The damage is too extensive.
There were complications.
The drugs stopped working.
It was the wrong place, wrong time.
We did everything we could.
It wasn't enough.

Why?

Saturday, April 6, 2013

Day 6

The prompt: Write a valediction

"Farewell to Winter"

Now the pollen lines lay dense
Around every door and fence.
And breezes sing among new buds
Over children covered in mud.

Wide windows are pushed open
To pull all that sweet freshness in
With verdant shimmering light
And the yellow-bright dust of new life.

Until November next, my friend
When we'll be sure to meet again.

Day 5: Write a quintain

I'm not happy with this, but here it is:

"A poor weatherman"

You said
the rain was done
but when I went outside
I quickly discovered your lie
I'm soaked.

I stand
dripping coldly
glaring over at you
warm in your jammies and blanket
you jerk.

Friday, April 5, 2013

Day 4

The prompt:
Take the title of your poem from an Iain Banks spaceship name

"Armchair Traveller"

The atlases were stacked
to the ceiling in some places,
and the maps were all packed;
no time for last embraces.

"Farewell, my sad and lonely hovel,"
he said, and opened a novel.

Thursday, April 4, 2013

Day 3

The prompt: write a "sea chantey," but I didn't.

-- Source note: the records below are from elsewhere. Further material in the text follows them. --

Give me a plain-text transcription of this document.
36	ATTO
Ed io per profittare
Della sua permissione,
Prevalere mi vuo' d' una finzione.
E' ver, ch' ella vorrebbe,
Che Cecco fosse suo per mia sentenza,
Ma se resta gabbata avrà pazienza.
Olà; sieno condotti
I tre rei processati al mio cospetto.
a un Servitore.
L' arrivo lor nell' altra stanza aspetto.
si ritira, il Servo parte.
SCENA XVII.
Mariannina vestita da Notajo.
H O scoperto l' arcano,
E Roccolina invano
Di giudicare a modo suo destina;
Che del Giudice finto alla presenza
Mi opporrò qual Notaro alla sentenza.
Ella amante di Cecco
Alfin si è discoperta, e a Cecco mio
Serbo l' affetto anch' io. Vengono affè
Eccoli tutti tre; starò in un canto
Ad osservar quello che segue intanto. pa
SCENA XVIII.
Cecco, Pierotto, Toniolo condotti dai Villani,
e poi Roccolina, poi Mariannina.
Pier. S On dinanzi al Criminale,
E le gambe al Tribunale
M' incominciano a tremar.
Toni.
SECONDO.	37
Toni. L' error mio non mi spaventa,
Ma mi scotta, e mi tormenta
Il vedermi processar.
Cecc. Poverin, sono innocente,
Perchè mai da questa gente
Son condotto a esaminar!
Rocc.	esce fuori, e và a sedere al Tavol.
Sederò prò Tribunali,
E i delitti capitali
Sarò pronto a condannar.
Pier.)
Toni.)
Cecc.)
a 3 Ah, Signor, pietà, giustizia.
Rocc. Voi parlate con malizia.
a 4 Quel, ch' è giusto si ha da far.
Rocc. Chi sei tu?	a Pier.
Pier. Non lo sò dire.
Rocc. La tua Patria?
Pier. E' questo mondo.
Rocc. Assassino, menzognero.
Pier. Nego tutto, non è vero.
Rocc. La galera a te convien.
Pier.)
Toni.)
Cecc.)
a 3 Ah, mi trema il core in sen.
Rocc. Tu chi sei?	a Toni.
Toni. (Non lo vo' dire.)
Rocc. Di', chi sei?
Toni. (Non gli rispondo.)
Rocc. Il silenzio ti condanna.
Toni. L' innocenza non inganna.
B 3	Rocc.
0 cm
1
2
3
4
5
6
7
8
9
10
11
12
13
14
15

You exhaled and my lungs expanded
          your fragrance broke over my face
          and your warmth embraced me

You opened your eyes and I saw
     this golden, shimmering earth
     full of golden, shimmering humans
                                                        with shining eyes like mine
                                                                open hands like mine
You poured out your heart and I lived.

Tuesday, April 2, 2013

Day 2: Tell a lie (or is it?)

A love song

If I told you I never liked the way
    the sun comes up from the depths of the ocean
at the start of each wakening day

If I told you I thought that briny sea
    with its caressing, cradling motion
never whispered a true song to me

If I told you that beautiful, life-giving mother
    never stirred me, nor taught my devotion
to waken and turn new eyes to that Other


Then I told you my heart doesn't remember
    the precious words you've spoken to me
their rhythm, their cadence, their timbre.

Monday, April 1, 2013

Day 1

The prompt: start with a line from another poem


Two roads diverged in a yellow wood
and there I stood as long as I could.
I had to admit I was helplessly lost
As I held my GPS aloft.

"No signal" flashed in dying light
And I cursed those stupid satellites.
I shook the finicky little thing,
But all I got was a warning ring.

Curse you, Mr. Robert Frost
Who probably was never lost.
While I myself, on the other hand
Seem always in uncharted land.

So universe, please send me a sign.
I might even listen to you this time.